司機往倒車鏡看了眼, 車後的兩人安靜倚靠在一起,頭發長的那個像是睡了。

車無聲開著,陳詡沒睜眼。他不知道現在駛到離家的哪一段路。

周見山的肩頭發硬, 卻寬闊。陳詡枕在那片肩上,對方稍動了動,小幅度又很努力地為他的臉與腦袋留出盡量舒適的空間。

後面紮小揪那有點疼,陳詡還是沒動,就像是真的睡著了。

不一會腦後細細的疼意跟隨束縛一並消失。皮筋掉了。

他確實困了, 大腦裏是片紅色的黑色的混沌, 身體有規律地輕微起伏著。

掉了就掉了吧。

偶爾眼皮上亮了瞬,大概是從外照射進來的車燈。這光束很快淡去,又或者說是從他的視網膜上消失,像是被人攔腰截斷。

呼出去的氣息打在一堵墻上。

陳詡將眼睛睜開一點, 沒開頂燈的車後座重新陷入昏暗。自己面前是只張開的掌,掌心向內——周見山在用手給他擋光。

他半闔著眼那樣看著,額頭與對方的脖頸相貼。那只手太大, 陳詡想,大到幾乎可以覆蓋住他的整張臉。

指節上有薄繭, 手指勻長,掌寬。

啞巴的身體僵硬,大概是怕吵醒他, 又怕他睡不舒服,整個人坐得直溜。

窗外又駛過輛車,車燈一閃而過。陳詡的聽力, 嗅覺,視線。一切都沈寂在這昏暗的車後座中了。

唯獨額頭那兒的熱清晰。

從周見山的角度只能看到一顆圓溜溜的頭頂,窗外路燈淡淡的黃光落進來, 睫毛在哥的臉上疊加出道柔和的陰影。

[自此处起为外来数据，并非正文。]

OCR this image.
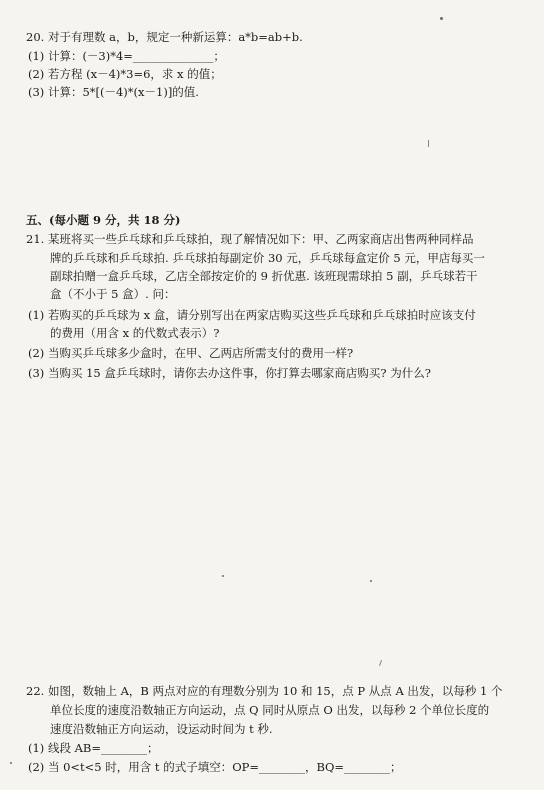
20. 对于有理数 a，b，规定一种新运算：a*b=ab+b.
(1) 计算：(－3)*4=______________；
(2) 若方程 (x－4)*3=6，求 x 的值；
(3) 计算：5*[(－4)*(x－1)]的值.
五、(每小题 9 分，共 18 分)
21. 某班将买一些乒乓球和乒乓球拍，现了解情况如下：甲、乙两家商店出售两种同样品
牌的乒乓球和乒乓球拍. 乒乓球拍每副定价 30 元，乒乓球每盒定价 5 元，甲店每买一
副球拍赠一盒乒乓球，乙店全部按定价的 9 折优惠. 该班现需球拍 5 副，乒乓球若干
盒（不小于 5 盒）. 问：
(1) 若购买的乒乓球为 x 盒，请分别写出在两家店购买这些乒乓球和乒乓球拍时应该支付
的费用（用含 x 的代数式表示）?
(2) 当购买乒乓球多少盒时，在甲、乙两店所需支付的费用一样?
(3) 当购买 15 盒乒乓球时，请你去办这件事，你打算去哪家商店购买? 为什么?
22. 如图，数轴上 A，B 两点对应的有理数分别为 10 和 15，点 P 从点 A 出发，以每秒 1 个
单位长度的速度沿数轴正方向运动，点 Q 同时从原点 O 出发，以每秒 2 个单位长度的
速度沿数轴正方向运动，设运动时间为 t 秒.
(1) 线段 AB=________；
(2) 当 0<t<5 时，用含 t 的式子填空：OP=________，BQ=________；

他喉嚨幹,偶爾喉結微微顫顫地滑一下,一動也不敢動。連呼吸都放緩。

車不知開了多久,時間好像被抽成真空。“到了。”車停了。

車窗下移聲,司機頭探出去:“是這吧?要不要再朝裏捎一截。”

陳詡擠開眼睛,大概因為車裏太安靜,不知道什麽時候起意識渙散,真的睡著了。

脖子那有點酸,張嘴時嗓子啞,“不用,”他從啞巴身上離開,渾身有種剛睡醒的遲鈍,“巷子——巷子窄。”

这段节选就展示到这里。